Mais le contrat ne vaut que s’il est respecté. Beaucoup d’engagements ont été sacrifiés ces dernières années en raison d’un budget toujours instable et trompeur. Les agrégats successifs de nouvelles charges ont gonflé artificiellement le budget du ministère de la Culture. Mais à périmètre constant, ce ministère a perdu 3 milliards de francs de 1993 à 1997.
Dans ces conditions, je comprends que la confiance des collectivités locales à l’égard de l’État se soit progressivement estompée.
Cela est particulièrement grave pour le développement culturel, tant il est vrai que, dans ce domaine, les financements croisés sont la règle.
J’ai obtenu du Premier ministre une dotation budgétaire en hausse significative par rapport à 1997 puisque le ministère de la Culture disposera de 550 MF supplémentaires en 1998.
C’est, je le crois, l’un des moyens essentiels qui permettra à l’État de tenir ses promesses et ses engagements.
Par ailleurs, j’ai souhaité prévoir au budget de mon ministère la création d’un fonds spécial de contractualisation avec les collectivités territoriales qui permettra de donner corps à cette politique que je viens d’énoncer.
Je ne souhaite cependant pas relancer une politique de développement et d’aménagement culturel sans prendre en considération trois données :
- S’il faut veiller à un équilibre Paris-régions, il faut aussi regarder de près les ajustements nécessaires à un meilleur équilibre de ce développement entre chaque région. Je sais bien que la valeur des projets prévaut sur l’aménagement systématique et technocratique dans le domaine culturel.
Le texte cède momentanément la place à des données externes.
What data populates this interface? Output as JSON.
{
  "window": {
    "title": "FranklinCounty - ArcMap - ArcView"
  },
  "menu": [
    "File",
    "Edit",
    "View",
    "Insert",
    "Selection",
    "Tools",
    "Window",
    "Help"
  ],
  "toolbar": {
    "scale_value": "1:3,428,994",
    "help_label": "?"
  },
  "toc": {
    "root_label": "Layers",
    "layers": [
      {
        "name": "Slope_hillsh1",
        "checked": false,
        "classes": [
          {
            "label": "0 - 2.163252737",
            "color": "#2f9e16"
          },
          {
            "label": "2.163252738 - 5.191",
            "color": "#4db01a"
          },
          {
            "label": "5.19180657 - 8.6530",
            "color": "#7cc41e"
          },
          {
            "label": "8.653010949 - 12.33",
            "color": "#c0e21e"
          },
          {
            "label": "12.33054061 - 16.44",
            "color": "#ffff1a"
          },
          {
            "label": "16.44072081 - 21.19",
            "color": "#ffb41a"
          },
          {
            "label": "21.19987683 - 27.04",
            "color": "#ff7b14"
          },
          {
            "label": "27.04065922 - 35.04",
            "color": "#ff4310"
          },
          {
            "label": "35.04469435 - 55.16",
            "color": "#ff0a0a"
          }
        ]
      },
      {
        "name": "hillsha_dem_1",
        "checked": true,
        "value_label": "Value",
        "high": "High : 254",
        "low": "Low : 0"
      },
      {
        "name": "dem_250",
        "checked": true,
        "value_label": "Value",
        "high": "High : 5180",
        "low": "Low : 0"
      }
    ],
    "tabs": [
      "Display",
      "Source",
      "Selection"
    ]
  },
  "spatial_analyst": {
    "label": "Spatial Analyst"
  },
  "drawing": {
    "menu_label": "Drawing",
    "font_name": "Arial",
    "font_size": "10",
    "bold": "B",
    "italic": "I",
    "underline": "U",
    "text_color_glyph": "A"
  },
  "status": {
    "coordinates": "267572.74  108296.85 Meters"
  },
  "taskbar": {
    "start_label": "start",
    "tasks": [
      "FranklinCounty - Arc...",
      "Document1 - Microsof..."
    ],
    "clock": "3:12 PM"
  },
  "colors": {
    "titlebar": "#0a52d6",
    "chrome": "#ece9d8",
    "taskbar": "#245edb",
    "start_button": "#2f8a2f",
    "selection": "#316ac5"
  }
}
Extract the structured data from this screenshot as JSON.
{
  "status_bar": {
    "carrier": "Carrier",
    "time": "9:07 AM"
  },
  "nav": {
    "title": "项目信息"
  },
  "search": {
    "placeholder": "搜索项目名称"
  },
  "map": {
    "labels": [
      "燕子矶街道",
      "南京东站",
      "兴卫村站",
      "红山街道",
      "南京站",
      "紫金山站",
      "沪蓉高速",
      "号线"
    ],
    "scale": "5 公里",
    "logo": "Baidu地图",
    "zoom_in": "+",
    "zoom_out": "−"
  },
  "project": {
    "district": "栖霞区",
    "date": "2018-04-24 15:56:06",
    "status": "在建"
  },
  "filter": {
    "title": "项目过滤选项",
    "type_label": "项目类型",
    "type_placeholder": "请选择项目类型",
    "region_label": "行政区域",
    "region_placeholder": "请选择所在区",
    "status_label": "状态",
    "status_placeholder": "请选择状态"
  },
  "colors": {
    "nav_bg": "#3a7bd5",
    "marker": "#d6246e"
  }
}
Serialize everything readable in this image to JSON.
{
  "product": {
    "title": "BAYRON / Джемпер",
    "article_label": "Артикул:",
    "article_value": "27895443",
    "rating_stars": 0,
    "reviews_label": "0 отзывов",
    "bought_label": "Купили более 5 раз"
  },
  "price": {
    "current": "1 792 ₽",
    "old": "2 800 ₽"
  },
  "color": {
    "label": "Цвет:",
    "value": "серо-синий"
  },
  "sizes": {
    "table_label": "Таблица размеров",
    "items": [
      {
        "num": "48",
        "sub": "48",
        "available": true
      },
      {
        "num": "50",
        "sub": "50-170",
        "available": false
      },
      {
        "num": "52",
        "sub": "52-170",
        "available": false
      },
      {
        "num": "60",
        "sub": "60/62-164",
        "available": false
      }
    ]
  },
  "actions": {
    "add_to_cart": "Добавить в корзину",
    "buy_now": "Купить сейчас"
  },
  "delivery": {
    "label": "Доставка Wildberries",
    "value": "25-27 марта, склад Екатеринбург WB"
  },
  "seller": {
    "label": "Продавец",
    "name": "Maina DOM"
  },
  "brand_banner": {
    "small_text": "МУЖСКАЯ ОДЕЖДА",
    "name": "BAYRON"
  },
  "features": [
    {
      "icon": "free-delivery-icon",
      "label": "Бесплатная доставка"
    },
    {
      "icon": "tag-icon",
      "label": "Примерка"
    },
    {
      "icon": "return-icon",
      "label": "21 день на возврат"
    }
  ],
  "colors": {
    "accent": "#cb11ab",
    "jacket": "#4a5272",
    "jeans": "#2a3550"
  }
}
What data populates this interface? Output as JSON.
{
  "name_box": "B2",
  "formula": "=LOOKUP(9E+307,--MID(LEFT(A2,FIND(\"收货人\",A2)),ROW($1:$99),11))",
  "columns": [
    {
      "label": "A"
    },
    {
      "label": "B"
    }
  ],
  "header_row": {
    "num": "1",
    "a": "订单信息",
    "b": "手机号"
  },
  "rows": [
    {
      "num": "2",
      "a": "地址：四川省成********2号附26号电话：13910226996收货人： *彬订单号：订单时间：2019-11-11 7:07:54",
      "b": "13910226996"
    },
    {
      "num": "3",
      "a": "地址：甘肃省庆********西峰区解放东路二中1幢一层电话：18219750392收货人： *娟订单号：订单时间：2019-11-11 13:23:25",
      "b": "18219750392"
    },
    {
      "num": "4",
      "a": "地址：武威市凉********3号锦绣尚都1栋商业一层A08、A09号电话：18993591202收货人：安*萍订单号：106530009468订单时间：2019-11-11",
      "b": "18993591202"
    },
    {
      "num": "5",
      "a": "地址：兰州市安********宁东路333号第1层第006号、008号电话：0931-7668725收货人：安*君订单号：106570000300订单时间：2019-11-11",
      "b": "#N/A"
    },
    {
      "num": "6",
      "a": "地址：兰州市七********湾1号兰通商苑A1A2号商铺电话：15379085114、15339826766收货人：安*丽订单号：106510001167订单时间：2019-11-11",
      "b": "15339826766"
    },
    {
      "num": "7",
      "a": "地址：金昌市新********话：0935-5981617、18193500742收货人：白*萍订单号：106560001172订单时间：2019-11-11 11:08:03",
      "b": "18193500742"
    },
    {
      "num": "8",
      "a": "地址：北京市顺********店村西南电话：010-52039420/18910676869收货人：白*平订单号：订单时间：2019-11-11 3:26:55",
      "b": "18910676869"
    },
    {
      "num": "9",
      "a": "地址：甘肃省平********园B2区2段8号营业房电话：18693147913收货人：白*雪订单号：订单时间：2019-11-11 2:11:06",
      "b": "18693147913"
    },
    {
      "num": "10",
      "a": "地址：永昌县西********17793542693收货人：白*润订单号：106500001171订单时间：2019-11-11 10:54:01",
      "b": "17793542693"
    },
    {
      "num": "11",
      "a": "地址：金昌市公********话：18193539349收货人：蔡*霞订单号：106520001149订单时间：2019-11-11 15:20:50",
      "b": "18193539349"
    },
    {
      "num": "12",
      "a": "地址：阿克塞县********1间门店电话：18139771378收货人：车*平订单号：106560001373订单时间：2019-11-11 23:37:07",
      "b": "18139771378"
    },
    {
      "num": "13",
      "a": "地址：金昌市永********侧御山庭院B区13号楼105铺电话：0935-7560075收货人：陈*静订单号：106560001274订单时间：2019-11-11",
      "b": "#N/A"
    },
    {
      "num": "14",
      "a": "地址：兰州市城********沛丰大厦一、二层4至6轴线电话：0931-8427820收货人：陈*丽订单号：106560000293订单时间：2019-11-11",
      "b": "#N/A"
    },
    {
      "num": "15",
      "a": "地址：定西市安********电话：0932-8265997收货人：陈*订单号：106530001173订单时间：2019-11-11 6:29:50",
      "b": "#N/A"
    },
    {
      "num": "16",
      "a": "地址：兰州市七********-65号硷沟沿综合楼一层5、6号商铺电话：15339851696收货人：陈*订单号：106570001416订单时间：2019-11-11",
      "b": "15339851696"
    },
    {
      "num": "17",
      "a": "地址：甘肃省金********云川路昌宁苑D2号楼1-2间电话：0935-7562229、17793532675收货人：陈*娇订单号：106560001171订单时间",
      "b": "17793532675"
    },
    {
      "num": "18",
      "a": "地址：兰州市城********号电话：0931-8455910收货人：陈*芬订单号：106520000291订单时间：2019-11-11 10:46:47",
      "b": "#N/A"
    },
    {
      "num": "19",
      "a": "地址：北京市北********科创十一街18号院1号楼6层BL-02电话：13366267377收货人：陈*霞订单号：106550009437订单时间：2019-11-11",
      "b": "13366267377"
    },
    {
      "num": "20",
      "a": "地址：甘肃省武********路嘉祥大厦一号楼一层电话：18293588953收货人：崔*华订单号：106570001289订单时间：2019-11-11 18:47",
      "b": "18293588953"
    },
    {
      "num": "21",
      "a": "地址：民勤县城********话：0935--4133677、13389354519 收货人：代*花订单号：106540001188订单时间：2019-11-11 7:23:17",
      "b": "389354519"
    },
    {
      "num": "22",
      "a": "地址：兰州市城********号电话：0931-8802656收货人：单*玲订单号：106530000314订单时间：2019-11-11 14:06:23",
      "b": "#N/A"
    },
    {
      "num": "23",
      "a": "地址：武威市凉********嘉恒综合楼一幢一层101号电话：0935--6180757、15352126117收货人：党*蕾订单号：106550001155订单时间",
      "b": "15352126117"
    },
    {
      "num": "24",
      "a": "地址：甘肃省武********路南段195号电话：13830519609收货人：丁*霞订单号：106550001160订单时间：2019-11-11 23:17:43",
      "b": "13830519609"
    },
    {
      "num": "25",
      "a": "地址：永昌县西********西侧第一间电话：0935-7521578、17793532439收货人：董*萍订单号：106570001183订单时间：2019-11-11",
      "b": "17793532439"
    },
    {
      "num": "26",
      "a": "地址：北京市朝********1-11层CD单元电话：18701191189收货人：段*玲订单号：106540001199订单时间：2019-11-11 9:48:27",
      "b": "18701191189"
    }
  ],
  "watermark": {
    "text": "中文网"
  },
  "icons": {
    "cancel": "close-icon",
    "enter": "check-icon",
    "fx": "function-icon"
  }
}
Sans remettre en cause cette méthode, je souhaite cependant que tous les territoires soient pourvus des services culturels de base : réseau public de la lecture, diffusion du spectacle vivant, formation artistique dans les domaines plastiques ou musicaux...
De plus, il m’apparaît que l’État a le devoir en matière culturelle de privilégier au sein de notre territoire celles des collectivités qui sont les moins bien pourvues. Je crois, à cet égard, indispensable de repenser une politique culturelle pour la ville. La ville, creuset de toutes les questions que soulèvent notre société aujourd’hui, ses quartiers où s’expriment plus douloureusement qu’ailleurs les malaises économiques et sociaux ; la ville aussi dans son développement d’aujourd’hui, la ville et son patrimoine. Toutes directions vers lesquelles il s’agit d’aller plus avant dans une démarche contractuelle de fond.
Je me suis déjà exprimée sur ma volonté de reprendre avec Martine Aubry un travail réel dans le cadre de la politique de la ville sur le volet culturel des contrats de ville et de développer la mise en valeur de l’espace, soit en matière de qualité architecturale avec les conventions-villes pour l’architecture, soit en matière de patrimoine avec les villes d’art et d’histoire.
- En second lieu, j’ai l’ambition de construire, avec l’appui et le partenariat des collectivités locales, une véritable proximité des services publics de la culture. Cette proximité s’analyse autant de manière géographique qu’intellectuelle. Faciliter l’accès aux institutions et aux structures culturelles n’est pas simplement un problème de proximité géographique. Il faut aller vers les gens, entendre leurs besoins et leurs préoccupations, mais aussi leur désir de pratiques artistiques et culturelles. Nous devons ensemble équiper, s’il est encore nécessaire d’aménager le territoire, mais il faut surtout ouvrir et démocratiser les institutions et les structures de la culture. Il appartient à l’État et aux collectivités territoriales de définir avec les créateurs et les responsables culturels les missions et les priorités de leur action au regard des grands objectifs de la politique des territoires et de la politique des publics : aménagement du territoire, élargissement des publics, éducation culturelle et artistique, etc.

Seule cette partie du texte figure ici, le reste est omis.